From an early-stage AI perspective, there are three obvious winners:
Stock Up: AI Application Layer: The biggest winner are app-layer startups, who for most of 2024 were mocked as being “Chat-GPT wrappers”. Long-term, it’s also becoming clearer where the economic value will increasingly accrue in the AI sector. The cost of serving tokens will likely converge on the cost of the underlying infrastructure plus only a small margin. Vertical AI applications, domain-specific models, and AI tools built for horizontal, functional-specific use cases will all likely see massive boosts to their long-term prospects.
Stock Up: Companies with a “Model Agnostic” Ethos: Flexibility is a key advantage of model-agnostic tools, and the rapid pace of AI development - with new models seemingly in the headlines each week - was always a major reason to go this route. But DeepSeek's emergence further underscores the importance of having a model agnostic architecture that lets you plug different AI models into your stack. The ability to get the efficiency gains from using various LLM players ensures your architecture is cost-efficient and competitive. Just look at the incredible chart below - somehow, DeepSeek is punching above its weight with a large, powerful model that runs just as well on fewer resources.
Stock Up: EVERYONE: When the cost to train and deploy AI models drops significantly, everyone wins. DeepSeek’s emergence means that its competitors will eventually need to follow suit and drop their prices. Also expect to see more open-source models in the future, which benefits the global AI community.

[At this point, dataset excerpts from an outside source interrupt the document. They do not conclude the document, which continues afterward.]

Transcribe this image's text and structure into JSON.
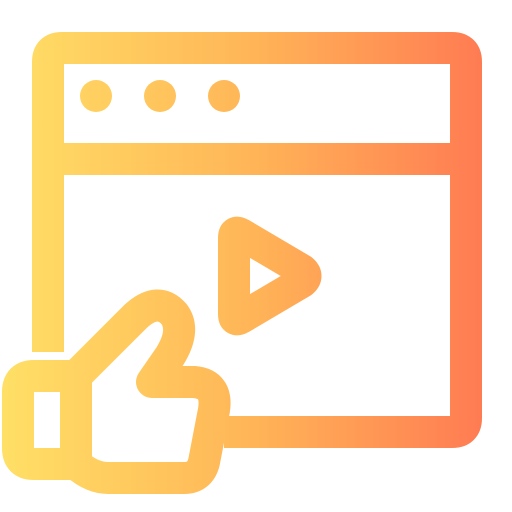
{
  "icon": {
    "name": "video-like-icon",
    "parts": [
      "browser-window-icon",
      "play-button-icon",
      "thumbs-up-icon"
    ]
  },
  "colors": {
    "gradient_start": "#FFE066",
    "gradient_mid": "#FFB457",
    "gradient_end": "#FF7452",
    "background": "#FFFFFF"
  }
}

Bottom Line: Cutting-edge AI development and deployment may be within the reach of many more organizations than we previously thought possible.
CONCLUSION: So, Big Deal or Not?
A: Big Deal. China's DeepSeek appears to have built AI models that rival OpenAI, all while using significantly less cash, chips, and energy. So yes, it's a very big deal.
Go Deeper: My Favorite Resources for Furthering Reading on DeepSeek
No Hype DeepSeek-R1 Reading List (Oxen.AI) [Why I Like It: A cool list of academic papers meant to be slowly digested, not while scrolling social media.]
DeepSeek R1 and the Future of AI Competition with Miles Brundage (ChinaTalk Podcast): Here from Miles Brundage, a six-year OpenAI veteran who ran Policy Research and AGI readiness, about why all the “AI Influencer” DeepSeek takes are so terrible and what’s really happening in China.
Bonus: The Inference Landscape (Generative Value) [Why I Like It: As mentioned above, DeepSeek has accelerated the market towards inference in a huge way. This provides a great breakdown of the major players in the landscape.]
On Deck: A short preview of what’s to come.
This week: We introduced DeepSeek, the Chinese AI startup that’s made headlines recently, and answered a few key questions.Next week: We’ll explore What DeepSeek means for Enterprise AI efforts.
Coming soon: Busting myths about Agentic AI in the workplace.
Disclaimer: The information contained in this article is not investment advice and should not be used as such. Investors should do their own due diligence before investing in any securities discussed in this article. While I strive for accuracy, I can’t guarantee the accuracy or reliability of this information. This article is based on my opinions and should be considered as such, not a point of fact. Views expressed in posts and other content linked on this website or posted to social media and other platforms are my own and are not the views of NextEra Energy Investments (NEI) or NextEra Energy (NEE: NYSE).